CINCINNATI—Severely obese patients who undergo bariatric surgery lower their risk of developing cancer by at least a third, according to a University of Cincinnati (UC) College of Medicine researcher leading a large retrospective cohort study of patients in the western United States.
“We found having bariatric surgery is associated with a reduced risk of cancer, especially obesity-associate cancers including postmenopausal breast cancer, endometrial cancer, pancreatic cancer and colon cancer,” explains Daniel Schauer, MD, associate professor in the UC Division of General Internal Medicine and lead researcher. “What’s surprising is how great the risk of cancer was reduced.”
The findings were recently published online in the Annals of Surgery.
The study reviewed medical data of 22,198 individuals who had bariatric surgery and 66,427 nonsurgical patients between 2005 and 2012 with follow-up through 2014. It pulled data from large integrated health insurance and health care delivery systems from five study sites operated by Kaiser Permanente—Southern California, Northern California, Oregon, Colorado and Washington.
More than 80 percent of patients in the study were women.
Patients undergoing bariatric surgery had a 33 percent lower risk of developing any cancer during follow-up, according to the published findings. Schauer says the benefit is greatest among obesity-associated cancers. The risk of postmenopausal breast cancer dropped by 42 percent and while the risk for endometrial cancer dropped 50 percent in severely obese patients. The risk of colon cancer dropped 41 percent while the risk of pancreatic cancer was lowered by 54 percent.
“Cancer risks for postmenopausal breast cancer and endometrial cancer are closely related to estrogen levels,” says Schauer. “Having weight loss surgery reduces estrogen level.”
Bariatric surgery helps reduce the risk of diabetes and insulin levels which may be a risk factor for pancreatic cancer, while the mechanisms for colon cancer are more complicated, says Schauer.
“I think considering cancer risk is one small piece of the puzzle when considering bariatric surgery, but there are many factors to consider. Reductions in diabetes, hypertension and improvements in survival and quality of life are reason enough,” says Schauer. “The study provides an additional reason to consider bariatric surgery.”
The study found no significant association between bariatric surgery and cancer risk among men.

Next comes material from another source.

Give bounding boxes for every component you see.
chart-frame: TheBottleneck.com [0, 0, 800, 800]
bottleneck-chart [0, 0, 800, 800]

Schauer says that may be because the vast majority of study patients are female and at least two of the cancers most impacted by bariatric surgery, postmenopausal breast cancer and endometrial cancer, affect women only.
Multivariable Cox proportional-hazards models were used to examine the incidence of cancer up to 10 years after bariatric surgery compared to the matched nonsurgical patients. After a mean follow-up of 3.5 years, researchers identified 2,543 incident cancers.
About 15 million adults in the United States suffer from severe obesity, which is defined as having a body mass index of greater than 35 kg/m2. Obesity and cancer are closely linked. Obesity is associated with up to 40 percent of all cancers diagnosed in the United States, says Schauer.
Anthony Leonard, PhD, a biostatistician and research associate professor in the UC Department of Family and Community Medicine contributed to the study. Other researchers associated with Kaiser Permanente who participated in the study include Heather Spencer Feigelson, PhD, Corinna Koebnick, PhD, Bette Caan, DrPH, Sheila Weinmann, PhD, David Powers, Panduranga Yenumula, MD, and David Arterburn, MD.
The National Cancer Institute of the National Institutes of Health funded the study.